Speerstra F, Reekers P, van de Putte L B, Vandenbroucke J P, Rasker J J, de Rooij D J
J Rheumatol. 1983 Dec;10(6):948-53.
By means of a case-control study we investigated the association between HLA phenotypes and the development of proteinuria after aurothioglucose or D-penicillamine treatment in patients with rheumatoid arthritis (RA). HLA-DR3 was markedly increased in 44 treatment cases compared with 66 RA controls (46 versus 18%, p = 0.002). HLA-DR3 positive patients were at greater risk during treatment with D-penicillamine (RR 10.1, p = 0.001) than gold treated cases (RR 1.7, p = 0.365). The associations between HLA-DR3 and nephrotic syndrome (RR = 6.3, p = 0.004) and early onset proteinuria (RR = 5.4, p less than 0.001) were stronger compared with uncomplicated proteinuria (RR = 3.1, p = 0.017) and late-onset proteinuria (RR = 1.6, p = 0.459), respectively. It appears that genetic factors in RA influence the development, the degree and the time of onset of drug induced proteinuria.

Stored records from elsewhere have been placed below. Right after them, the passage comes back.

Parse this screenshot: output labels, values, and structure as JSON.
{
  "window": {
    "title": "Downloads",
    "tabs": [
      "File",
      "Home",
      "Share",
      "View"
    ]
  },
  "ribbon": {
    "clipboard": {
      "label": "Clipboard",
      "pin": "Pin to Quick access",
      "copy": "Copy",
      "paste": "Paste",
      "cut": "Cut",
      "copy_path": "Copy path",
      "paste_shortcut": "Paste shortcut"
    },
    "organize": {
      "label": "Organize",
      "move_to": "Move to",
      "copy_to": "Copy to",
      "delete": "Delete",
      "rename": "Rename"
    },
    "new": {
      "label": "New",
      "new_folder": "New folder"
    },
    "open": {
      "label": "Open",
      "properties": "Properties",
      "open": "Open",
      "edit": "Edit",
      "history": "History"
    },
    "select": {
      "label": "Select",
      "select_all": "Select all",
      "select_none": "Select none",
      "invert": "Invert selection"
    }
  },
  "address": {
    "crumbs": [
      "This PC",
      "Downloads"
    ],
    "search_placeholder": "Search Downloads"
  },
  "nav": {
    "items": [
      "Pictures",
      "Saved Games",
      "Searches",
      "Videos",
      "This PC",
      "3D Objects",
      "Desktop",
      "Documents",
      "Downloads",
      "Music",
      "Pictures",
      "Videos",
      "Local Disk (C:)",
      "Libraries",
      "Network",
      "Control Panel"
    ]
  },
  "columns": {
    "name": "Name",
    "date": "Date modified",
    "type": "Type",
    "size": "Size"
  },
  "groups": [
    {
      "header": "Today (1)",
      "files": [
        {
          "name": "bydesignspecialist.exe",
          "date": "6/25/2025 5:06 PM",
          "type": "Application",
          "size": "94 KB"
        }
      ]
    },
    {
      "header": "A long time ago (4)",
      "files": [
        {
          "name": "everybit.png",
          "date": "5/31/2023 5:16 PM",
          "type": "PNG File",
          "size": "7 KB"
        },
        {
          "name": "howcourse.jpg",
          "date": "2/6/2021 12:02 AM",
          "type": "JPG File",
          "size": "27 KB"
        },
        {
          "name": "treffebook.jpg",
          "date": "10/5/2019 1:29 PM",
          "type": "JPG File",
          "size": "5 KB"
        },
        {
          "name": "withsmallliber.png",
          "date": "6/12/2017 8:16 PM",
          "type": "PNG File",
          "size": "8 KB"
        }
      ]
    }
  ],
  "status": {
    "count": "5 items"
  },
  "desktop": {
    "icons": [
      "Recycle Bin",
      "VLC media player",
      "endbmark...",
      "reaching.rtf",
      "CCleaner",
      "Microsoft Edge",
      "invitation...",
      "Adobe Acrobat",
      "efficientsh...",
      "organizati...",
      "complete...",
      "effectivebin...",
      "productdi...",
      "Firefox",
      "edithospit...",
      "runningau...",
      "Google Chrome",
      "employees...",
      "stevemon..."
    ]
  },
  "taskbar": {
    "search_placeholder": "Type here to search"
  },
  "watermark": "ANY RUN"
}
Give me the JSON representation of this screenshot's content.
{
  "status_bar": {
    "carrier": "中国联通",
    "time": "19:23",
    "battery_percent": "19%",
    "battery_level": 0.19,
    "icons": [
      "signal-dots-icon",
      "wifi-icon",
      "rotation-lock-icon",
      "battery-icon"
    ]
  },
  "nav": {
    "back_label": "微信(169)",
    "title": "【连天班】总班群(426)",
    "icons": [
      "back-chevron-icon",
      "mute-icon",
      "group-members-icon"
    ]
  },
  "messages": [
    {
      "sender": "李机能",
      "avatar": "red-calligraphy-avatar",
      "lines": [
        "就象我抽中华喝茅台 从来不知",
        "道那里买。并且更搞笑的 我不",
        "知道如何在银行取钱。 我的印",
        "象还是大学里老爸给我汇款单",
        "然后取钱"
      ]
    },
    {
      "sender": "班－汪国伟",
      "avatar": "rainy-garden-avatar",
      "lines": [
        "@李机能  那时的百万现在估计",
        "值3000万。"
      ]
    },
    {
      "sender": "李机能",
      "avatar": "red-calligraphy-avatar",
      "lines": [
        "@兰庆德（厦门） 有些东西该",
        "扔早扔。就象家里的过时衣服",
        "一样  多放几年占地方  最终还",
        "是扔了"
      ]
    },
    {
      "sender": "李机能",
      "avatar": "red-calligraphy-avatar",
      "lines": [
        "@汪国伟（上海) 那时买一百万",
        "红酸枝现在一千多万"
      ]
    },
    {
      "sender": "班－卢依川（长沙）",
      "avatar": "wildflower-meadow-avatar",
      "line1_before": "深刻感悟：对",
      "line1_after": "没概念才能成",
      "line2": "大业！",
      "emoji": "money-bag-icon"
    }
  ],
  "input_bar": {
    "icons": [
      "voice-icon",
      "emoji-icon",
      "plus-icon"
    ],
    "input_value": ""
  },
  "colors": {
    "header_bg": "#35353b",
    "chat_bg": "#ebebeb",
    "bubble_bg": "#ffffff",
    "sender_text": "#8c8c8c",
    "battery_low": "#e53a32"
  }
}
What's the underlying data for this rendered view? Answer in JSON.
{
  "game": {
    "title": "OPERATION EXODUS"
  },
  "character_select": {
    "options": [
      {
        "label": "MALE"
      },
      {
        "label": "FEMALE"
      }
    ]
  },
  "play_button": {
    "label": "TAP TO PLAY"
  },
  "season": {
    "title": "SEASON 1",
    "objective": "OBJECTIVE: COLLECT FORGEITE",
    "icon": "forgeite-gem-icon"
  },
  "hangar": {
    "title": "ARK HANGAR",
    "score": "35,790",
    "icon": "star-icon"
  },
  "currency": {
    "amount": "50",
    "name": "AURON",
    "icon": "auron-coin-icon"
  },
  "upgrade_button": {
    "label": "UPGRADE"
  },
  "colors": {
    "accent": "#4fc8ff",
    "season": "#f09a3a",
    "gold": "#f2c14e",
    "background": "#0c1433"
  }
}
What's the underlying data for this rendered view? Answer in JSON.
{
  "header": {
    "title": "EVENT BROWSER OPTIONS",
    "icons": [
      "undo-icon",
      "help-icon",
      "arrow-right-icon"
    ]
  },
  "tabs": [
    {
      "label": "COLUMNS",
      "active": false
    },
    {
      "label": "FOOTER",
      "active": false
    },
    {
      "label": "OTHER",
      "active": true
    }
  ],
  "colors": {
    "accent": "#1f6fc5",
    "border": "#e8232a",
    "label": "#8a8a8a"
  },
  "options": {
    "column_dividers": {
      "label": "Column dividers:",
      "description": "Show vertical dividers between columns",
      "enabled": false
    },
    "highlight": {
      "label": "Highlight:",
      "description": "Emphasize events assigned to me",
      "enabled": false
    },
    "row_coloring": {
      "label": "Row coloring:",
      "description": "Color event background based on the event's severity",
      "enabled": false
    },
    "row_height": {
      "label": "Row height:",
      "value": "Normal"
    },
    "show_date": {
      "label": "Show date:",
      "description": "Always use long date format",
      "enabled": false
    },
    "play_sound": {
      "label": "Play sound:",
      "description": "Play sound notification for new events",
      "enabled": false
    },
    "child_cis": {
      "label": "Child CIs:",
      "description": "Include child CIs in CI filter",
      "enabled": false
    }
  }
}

通过一项病例对照研究,我们调查了类风湿关节炎(RA)患者在接受金硫葡萄糖或青霉胺治疗后,HLA表型与蛋白尿发生之间的关联。与66例RA对照相比,44例治疗病例中HLA - DR3显著增加(46%对18%,p = 0.002)。与接受金制剂治疗的病例(RR 1.7,p = 0.365)相比,HLA - DR3阳性患者在接受青霉胺治疗期间风险更高(RR 10.1,p = 0.001)。与单纯蛋白尿(RR = 3.1,p = 0.017)和迟发性蛋白尿(RR = 1.6,p = 0.459)相比,HLA - DR3与肾病综合征(RR = 6.3,p = 0.004)和早发性蛋白尿(RR = 5.4,p < 0.001)之间的关联更强。看来RA中的遗传因素会影响药物性蛋白尿的发生、程度和发病时间。